The fix: move details elsewhere
The solution isn't to delete useful information -- it's to put it in the right place. Claude Code has purpose-built features for this:
.claude/rules/ -- path-specific rules
Rules are markdown files that only load when Claude Code is working on matching files. They stay out of context until they're relevant.
.claude/
rules/
testing.md → only loads when working on *.test.ts files
api.md → only loads when working on src/api/** files
components.md → only loads when working on src/components/** files
This means your testing conventions only consume tokens when you're actually working on tests. Your API patterns only load when you're in the API layer.

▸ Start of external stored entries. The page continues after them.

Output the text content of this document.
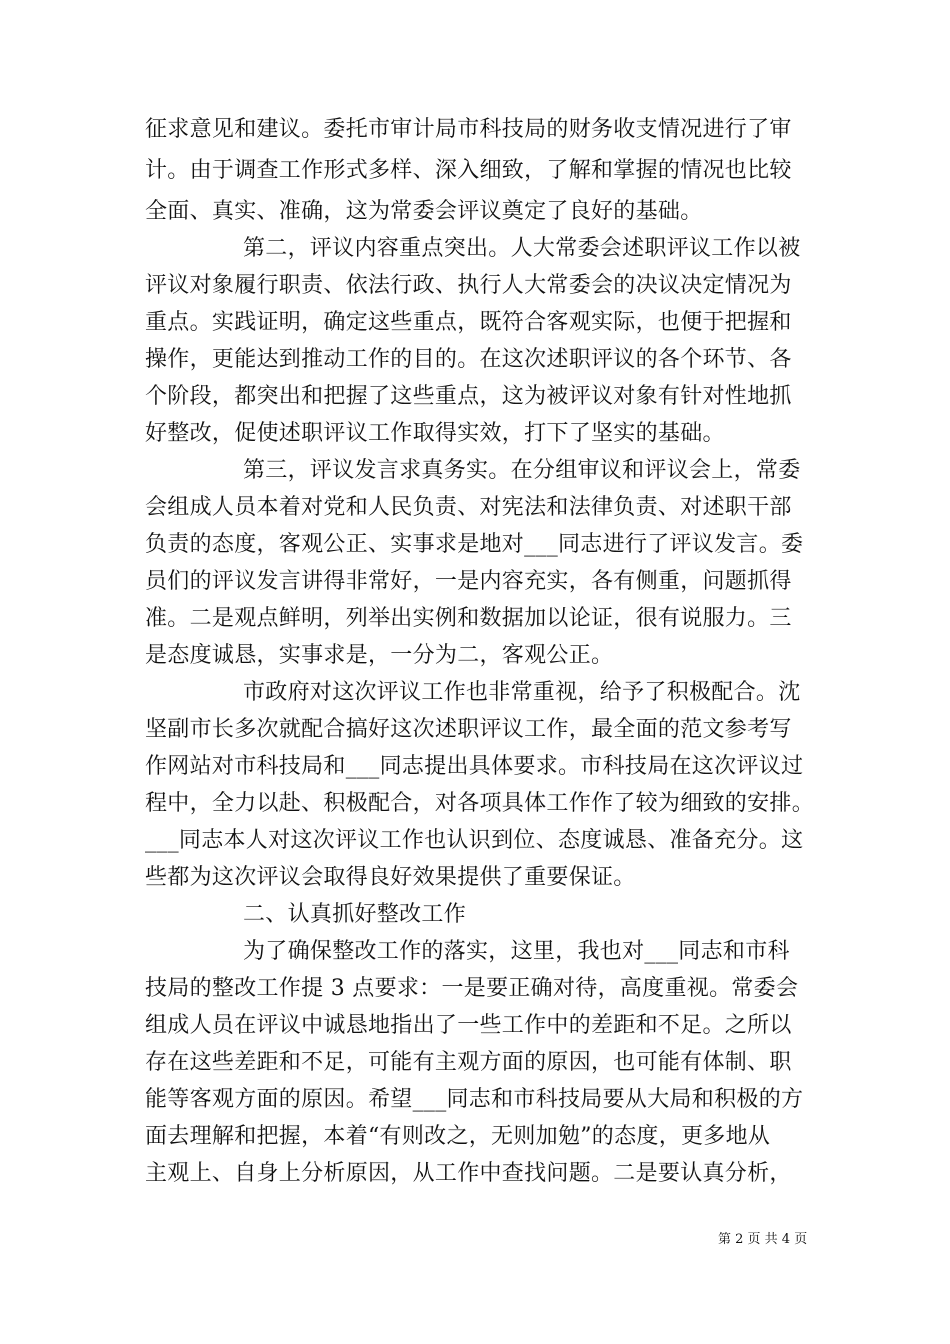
征求意见和建议。委托市审计局市科技局的财务收支情况进行了审
计。由于调查工作形式多样、深入细致，了解和掌握的情况也比较
全面、真实、准确，这为常委会评议奠定了良好的基础。
第二，评议内容重点突出。人大常委会述职评议工作以被
评议对象履行职责、依法行政、执行人大常委会的决议决定情况为
重点。实践证明，确定这些重点，既符合客观实际，也便于把握和
操作，更能达到推动工作的目的。在这次述职评议的各个环节、各
个阶段，都突出和把握了这些重点，这为被评议对象有针对性地抓
好整改，促使述职评议工作取得实效，打下了坚实的基础。
第三，评议发言求真务实。在分组审议和评议会上，常委
会组成人员本着对党和人民负责、对宪法和法律负责、对述职干部
负责的态度，客观公正、实事求是地对___同志进行了评议发言。委
员们的评议发言讲得非常好，一是内容充实，各有侧重，问题抓得
准。二是观点鲜明，列举出实例和数据加以论证，很有说服力。三
是态度诚恳，实事求是，一分为二，客观公正。
市政府对这次评议工作也非常重视，给予了积极配合。沈
坚副市长多次就配合搞好这次述职评议工作，最全面的范文参考写
作网站对市科技局和___同志提出具体要求。市科技局在这次评议过
程中，全力以赴、积极配合，对各项具体工作作了较为细致的安排。
___同志本人对这次评议工作也认识到位、态度诚恳、准备充分。这
些都为这次评议会取得良好效果提供了重要保证。
二、认真抓好整改工作
为了确保整改工作的落实，这里，我也对___同志和市科
技局的整改工作提 3 点要求：一是要正确对待，高度重视。常委会
组成人员在评议中诚恳地指出了一些工作中的差距和不足。之所以
存在这些差距和不足，可能有主观方面的原因，也可能有体制、职
能等客观方面的原因。希望___同志和市科技局要从大局和积极的方
面去理解和把握，本着“有则改之，无则加勉”的态度，更多地从
主观上、自身上分析原因，从工作中查找问题。二是要认真分析，
第 2 页 共 4 页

Skills/commands -- on-demand loading
Custom commands (like the ones you built in Chapter 2) only load their full content when invoked. Their descriptions appear at session start, but that's just a sentence or two.
The result: a lean CLAUDE.md
Keep CLAUDE.md focused on what Claude Code needs every session: project overview, tech stack, build commands, and key conventions.
Before and after
Here's a real example of slimming down a bloated CLAUDE.md:
BEFORE: 300-line CLAUDE.md with everything
# My Project
Tech stack, overview, build commands...
# Code Conventions (50 lines)
Naming, file structure, import ordering...
# Testing Patterns (80 lines)
Test file naming, mocking strategies, coverage thresholds,
example test templates...
# API Documentation (70 lines)
Endpoint patterns, error handling, auth flow,
request/response formats...
# Deployment Steps (40 lines)
Build process, environment variables, staging vs production,
rollback procedures...
# Troubleshooting (60 lines)
Common errors, debug techniques, log locations...AFTER: 60-line CLAUDE.md + targeted files
# My Project
Tech stack, overview, build commands...
# Code Conventions (50 lines)
Naming, file structure, import ordering...
# Quick Reference
- Run tests: npm test
- Build: npm run build
- Deploy: /project:deployPlus these separate files that load only when needed:
.claude/rules/testing.md → testing patterns (80 lines)
.claude/rules/api.md → API conventions (70 lines)
.claude/commands/deploy.md → deployment steps (40 lines)
.claude/commands/troubleshoot.md → debugging guide (60 lines)
Same total information. But now the per-session token cost is 60 lines instead of 300 -- and the instructions Claude Code does see, it follows more reliably.
Think of CLAUDE.md as the executive summary, not the full manual. Put what Claude needs every session in CLAUDE.md. Put what Claude needs sometimes in rules and commands.
The rule of thumb
If you find yourself adding something to CLAUDE.md, ask: "Does Claude Code need this for every task, or only for specific kinds of work?" If the answer is "specific kinds," it belongs in a rule or command, not in CLAUDE.md.